Antisipasi Kebijakan the Fed, Rupiah Kembali Melemah

Pelaku pasar terus mengamati konflik geopolitik di Timur Tengah.

Republika/Prayogi
Karyawan menghitung mata uang dollar AS di gerai penukaran mata uang asing VIP (Valuta Inti Prima) Money Changer, Jakarta, Selasa (17/10/2023).
Rep: Retno Wulandhari Red: Ferry kisihandi

REPUBLIKA.CO.ID, JAKARTA -- Potensi pelemahan rupiah terhadap dolar AS masih terbuka di awal pekan ini, Senin (13/11/2023). Menurut Pengamat Pasar Keuangan Ariston Tjendra, faktor pergerakan suku bunga masih menjadi perhatian pelaku pasar. 

Baca Juga

"Pelaku pasar masih mengantisipasi pernyataan beberapa pejabat bank sentral," kata Ariston saat dihubungi Republika.co.id.
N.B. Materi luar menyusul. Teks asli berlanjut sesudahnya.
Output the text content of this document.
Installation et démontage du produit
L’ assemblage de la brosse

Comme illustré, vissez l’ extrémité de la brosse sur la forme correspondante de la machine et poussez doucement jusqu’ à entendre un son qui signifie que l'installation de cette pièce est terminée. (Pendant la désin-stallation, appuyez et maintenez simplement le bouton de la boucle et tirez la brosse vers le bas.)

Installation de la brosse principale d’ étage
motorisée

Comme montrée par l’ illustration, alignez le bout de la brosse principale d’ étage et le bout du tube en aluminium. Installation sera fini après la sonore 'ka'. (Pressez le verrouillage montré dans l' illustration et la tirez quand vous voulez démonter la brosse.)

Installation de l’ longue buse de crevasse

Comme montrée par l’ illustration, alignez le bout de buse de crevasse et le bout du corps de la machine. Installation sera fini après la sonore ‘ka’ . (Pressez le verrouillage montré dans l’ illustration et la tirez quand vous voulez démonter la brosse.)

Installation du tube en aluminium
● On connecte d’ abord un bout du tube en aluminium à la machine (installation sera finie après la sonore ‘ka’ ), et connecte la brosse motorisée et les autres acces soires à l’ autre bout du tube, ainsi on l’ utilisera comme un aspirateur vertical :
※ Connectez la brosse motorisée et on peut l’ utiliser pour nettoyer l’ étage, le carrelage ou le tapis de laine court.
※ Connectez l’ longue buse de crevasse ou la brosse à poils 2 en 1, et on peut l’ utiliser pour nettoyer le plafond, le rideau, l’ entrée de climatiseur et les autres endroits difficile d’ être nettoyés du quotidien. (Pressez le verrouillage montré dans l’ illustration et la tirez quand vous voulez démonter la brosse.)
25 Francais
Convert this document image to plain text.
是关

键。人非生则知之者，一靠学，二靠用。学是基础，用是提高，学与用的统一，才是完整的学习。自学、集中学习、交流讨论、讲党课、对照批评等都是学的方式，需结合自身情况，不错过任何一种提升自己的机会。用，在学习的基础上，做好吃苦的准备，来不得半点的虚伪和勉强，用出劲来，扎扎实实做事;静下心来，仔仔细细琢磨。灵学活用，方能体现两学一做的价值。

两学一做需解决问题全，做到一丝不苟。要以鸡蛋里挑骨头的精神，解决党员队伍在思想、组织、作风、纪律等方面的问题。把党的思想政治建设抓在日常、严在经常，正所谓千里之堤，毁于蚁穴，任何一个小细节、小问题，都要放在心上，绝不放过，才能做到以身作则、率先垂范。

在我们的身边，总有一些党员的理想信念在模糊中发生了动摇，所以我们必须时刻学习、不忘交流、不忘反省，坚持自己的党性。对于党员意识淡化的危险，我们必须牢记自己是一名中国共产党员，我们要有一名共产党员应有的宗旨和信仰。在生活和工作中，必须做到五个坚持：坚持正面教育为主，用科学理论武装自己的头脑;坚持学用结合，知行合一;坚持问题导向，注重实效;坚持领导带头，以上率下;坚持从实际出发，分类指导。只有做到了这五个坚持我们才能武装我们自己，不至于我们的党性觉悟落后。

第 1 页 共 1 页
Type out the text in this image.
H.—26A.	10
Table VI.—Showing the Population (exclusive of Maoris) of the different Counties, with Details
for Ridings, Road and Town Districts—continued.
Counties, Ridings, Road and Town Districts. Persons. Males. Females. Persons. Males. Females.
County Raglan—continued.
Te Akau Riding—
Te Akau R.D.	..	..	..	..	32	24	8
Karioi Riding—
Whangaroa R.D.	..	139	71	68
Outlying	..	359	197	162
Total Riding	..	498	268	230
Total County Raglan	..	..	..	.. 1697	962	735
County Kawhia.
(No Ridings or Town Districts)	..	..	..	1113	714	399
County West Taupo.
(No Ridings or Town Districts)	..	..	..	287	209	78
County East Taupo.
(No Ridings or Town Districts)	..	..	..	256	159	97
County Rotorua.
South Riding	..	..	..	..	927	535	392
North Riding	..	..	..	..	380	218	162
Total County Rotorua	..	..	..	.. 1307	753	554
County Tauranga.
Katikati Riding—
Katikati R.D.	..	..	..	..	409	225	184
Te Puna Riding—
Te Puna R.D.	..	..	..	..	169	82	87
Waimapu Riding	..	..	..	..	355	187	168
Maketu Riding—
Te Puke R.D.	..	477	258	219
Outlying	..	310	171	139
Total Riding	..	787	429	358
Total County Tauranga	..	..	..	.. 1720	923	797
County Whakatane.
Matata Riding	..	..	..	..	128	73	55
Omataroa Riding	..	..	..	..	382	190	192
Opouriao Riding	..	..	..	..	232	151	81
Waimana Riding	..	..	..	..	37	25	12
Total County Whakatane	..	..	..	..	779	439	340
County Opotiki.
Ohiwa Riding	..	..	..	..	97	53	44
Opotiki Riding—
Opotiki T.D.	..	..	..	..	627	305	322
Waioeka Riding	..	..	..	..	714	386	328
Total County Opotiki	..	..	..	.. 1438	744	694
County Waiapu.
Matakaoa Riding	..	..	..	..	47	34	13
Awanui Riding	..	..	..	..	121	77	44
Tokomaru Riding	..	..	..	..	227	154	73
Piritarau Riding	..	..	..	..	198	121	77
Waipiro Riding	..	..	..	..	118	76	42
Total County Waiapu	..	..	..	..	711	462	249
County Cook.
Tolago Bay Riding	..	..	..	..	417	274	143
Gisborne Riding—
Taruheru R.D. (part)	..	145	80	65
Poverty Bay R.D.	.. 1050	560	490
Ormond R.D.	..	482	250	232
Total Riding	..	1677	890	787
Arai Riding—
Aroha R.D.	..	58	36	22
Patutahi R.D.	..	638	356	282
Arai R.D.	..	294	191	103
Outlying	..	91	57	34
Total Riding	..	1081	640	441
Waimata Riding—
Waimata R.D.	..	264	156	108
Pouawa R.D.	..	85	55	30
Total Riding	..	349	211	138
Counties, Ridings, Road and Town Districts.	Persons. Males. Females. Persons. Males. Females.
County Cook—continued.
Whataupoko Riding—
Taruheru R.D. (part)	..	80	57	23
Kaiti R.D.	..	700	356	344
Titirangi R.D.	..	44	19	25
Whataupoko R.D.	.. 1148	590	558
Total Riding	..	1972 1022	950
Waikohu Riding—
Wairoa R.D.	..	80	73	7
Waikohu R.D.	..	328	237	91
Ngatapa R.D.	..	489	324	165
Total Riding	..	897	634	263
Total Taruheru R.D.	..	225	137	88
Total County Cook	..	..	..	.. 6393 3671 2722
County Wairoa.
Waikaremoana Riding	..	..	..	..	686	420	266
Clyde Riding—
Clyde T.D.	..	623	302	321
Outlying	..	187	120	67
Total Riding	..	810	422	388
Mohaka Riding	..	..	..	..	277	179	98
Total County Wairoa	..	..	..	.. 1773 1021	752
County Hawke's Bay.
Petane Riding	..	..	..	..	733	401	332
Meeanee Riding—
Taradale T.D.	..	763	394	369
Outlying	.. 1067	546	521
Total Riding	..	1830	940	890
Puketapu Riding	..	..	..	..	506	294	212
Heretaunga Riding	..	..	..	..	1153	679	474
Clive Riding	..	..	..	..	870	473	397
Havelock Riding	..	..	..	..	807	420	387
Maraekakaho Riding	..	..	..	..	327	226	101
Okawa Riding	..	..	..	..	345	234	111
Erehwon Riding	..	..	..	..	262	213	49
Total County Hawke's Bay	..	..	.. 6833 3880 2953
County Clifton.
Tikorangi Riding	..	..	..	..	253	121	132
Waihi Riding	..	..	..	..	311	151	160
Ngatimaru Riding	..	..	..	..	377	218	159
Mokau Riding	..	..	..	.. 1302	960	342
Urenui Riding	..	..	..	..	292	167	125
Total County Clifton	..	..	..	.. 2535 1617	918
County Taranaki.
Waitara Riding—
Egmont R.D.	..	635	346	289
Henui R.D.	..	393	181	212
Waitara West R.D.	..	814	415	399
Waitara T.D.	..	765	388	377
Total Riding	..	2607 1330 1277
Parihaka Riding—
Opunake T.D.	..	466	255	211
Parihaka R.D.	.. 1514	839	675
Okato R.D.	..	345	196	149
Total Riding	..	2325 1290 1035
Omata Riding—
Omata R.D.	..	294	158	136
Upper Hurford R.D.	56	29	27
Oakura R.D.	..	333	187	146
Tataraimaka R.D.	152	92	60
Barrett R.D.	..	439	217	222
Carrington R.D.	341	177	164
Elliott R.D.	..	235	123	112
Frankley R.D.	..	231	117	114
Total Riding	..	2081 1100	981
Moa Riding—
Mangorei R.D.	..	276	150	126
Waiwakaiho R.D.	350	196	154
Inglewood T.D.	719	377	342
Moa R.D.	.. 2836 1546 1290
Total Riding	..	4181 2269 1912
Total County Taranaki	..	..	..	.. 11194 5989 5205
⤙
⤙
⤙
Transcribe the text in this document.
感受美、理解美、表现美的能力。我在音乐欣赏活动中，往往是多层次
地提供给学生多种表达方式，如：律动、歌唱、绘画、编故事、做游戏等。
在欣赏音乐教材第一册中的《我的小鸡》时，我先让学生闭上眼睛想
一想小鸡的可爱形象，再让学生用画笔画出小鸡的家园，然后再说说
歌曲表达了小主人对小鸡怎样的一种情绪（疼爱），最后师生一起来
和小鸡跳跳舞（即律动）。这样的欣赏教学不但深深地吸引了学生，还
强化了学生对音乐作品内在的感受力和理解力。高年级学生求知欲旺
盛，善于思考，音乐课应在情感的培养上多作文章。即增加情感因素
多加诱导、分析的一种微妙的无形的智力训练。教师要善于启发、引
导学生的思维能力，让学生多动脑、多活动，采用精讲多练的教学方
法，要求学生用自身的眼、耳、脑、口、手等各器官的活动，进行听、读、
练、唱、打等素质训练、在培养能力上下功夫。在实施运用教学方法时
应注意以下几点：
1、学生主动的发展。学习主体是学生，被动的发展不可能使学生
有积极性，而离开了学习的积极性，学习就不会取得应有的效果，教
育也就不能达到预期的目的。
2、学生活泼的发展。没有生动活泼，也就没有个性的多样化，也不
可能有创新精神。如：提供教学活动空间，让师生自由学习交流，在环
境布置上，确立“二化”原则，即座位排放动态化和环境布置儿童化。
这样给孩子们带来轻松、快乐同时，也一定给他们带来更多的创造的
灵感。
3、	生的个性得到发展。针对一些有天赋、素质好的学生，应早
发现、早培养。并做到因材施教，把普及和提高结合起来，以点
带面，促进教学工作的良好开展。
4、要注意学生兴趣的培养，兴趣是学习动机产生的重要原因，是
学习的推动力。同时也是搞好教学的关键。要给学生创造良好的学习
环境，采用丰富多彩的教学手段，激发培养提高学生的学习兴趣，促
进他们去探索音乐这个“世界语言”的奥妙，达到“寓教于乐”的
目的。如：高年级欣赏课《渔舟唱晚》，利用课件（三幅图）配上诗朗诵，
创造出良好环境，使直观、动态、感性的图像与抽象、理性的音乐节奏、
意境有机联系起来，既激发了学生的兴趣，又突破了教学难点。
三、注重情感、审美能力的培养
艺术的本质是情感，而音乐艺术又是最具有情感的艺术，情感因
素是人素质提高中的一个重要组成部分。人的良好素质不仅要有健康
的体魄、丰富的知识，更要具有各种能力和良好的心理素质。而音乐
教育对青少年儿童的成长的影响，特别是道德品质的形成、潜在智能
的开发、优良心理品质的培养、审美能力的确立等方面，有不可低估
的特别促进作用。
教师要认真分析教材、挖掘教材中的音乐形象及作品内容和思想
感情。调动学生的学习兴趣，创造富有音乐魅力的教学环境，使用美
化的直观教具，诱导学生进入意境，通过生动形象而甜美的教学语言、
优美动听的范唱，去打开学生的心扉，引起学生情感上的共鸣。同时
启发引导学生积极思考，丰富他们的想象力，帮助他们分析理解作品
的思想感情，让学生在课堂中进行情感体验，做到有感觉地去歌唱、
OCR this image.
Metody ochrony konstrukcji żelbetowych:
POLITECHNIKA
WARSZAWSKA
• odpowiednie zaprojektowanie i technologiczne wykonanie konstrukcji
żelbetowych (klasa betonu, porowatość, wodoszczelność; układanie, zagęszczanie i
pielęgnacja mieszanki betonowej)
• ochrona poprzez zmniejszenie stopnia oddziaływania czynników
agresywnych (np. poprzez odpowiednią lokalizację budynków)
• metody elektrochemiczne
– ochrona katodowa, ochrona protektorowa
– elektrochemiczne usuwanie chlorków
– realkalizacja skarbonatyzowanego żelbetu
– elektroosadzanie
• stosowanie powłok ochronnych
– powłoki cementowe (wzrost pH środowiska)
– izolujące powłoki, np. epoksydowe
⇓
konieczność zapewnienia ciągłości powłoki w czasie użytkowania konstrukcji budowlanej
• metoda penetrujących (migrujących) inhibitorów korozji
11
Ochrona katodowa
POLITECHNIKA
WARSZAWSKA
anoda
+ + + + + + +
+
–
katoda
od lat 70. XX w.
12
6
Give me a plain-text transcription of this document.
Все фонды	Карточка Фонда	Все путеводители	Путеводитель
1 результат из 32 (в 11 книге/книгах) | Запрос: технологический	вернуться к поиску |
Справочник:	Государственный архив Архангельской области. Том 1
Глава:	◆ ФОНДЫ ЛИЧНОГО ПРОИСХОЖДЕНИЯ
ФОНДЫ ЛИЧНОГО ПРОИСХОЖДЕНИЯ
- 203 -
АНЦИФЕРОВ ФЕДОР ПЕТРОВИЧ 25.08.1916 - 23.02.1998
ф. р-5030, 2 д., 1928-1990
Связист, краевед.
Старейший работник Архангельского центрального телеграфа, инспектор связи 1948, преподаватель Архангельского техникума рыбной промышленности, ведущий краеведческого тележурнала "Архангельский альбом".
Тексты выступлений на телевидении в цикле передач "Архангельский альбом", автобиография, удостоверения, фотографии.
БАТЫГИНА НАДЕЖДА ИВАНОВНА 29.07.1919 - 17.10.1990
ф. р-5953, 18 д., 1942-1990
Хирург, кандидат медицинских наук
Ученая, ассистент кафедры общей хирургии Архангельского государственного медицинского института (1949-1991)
Gubernur the Fed Jerome Powell masih membuka peluang kenaikan suku bunga acuan AS untuk menurunkan tingkat inflasi. 

Sampai saat ini, AS masih belum berhasil menurunkan inflasi ke level target dua persen. Selain itu, lanjut Ariston, beberapa sentimen eksternal juga masih berpotensi mendorong pelaku pasar keluar dari aset berisiko dan menekan rupiah. 

Pelaku pasar terus mengamati konflik geopolitik di Timur Tengah yang masih berlangsung. Selain itu, terdapat isu pelambatan ekonomi Cina. Aktivitas ekspor Cina pada Oktober menunjukkan penurunan melebihi konsensus pasar. 

Cina juga mengalami deflasi yang menunjukkan penurunan permintaan. Di sisi lain, Ariston melihat, penurunan outlook utang AS oleh Moody’s bisa memberikan sentimen negatif untuk dolar AS. Menurut Ariston, kondisi tersebut mungkin ini bisa menahan penguatan dolar AS hari ini.

"Potensi pelemahan hari ini ke arah 15.730, dengan potensi penguatan di kisaran 15.630," kata Ariston. Menurut Bloomberg, pagi ini nilai tukar greenback terhadap mata uang garuda menguat 0,07 persen, sehingga membawa rupiah melemah ke level Rp 15.705 per dolar AS.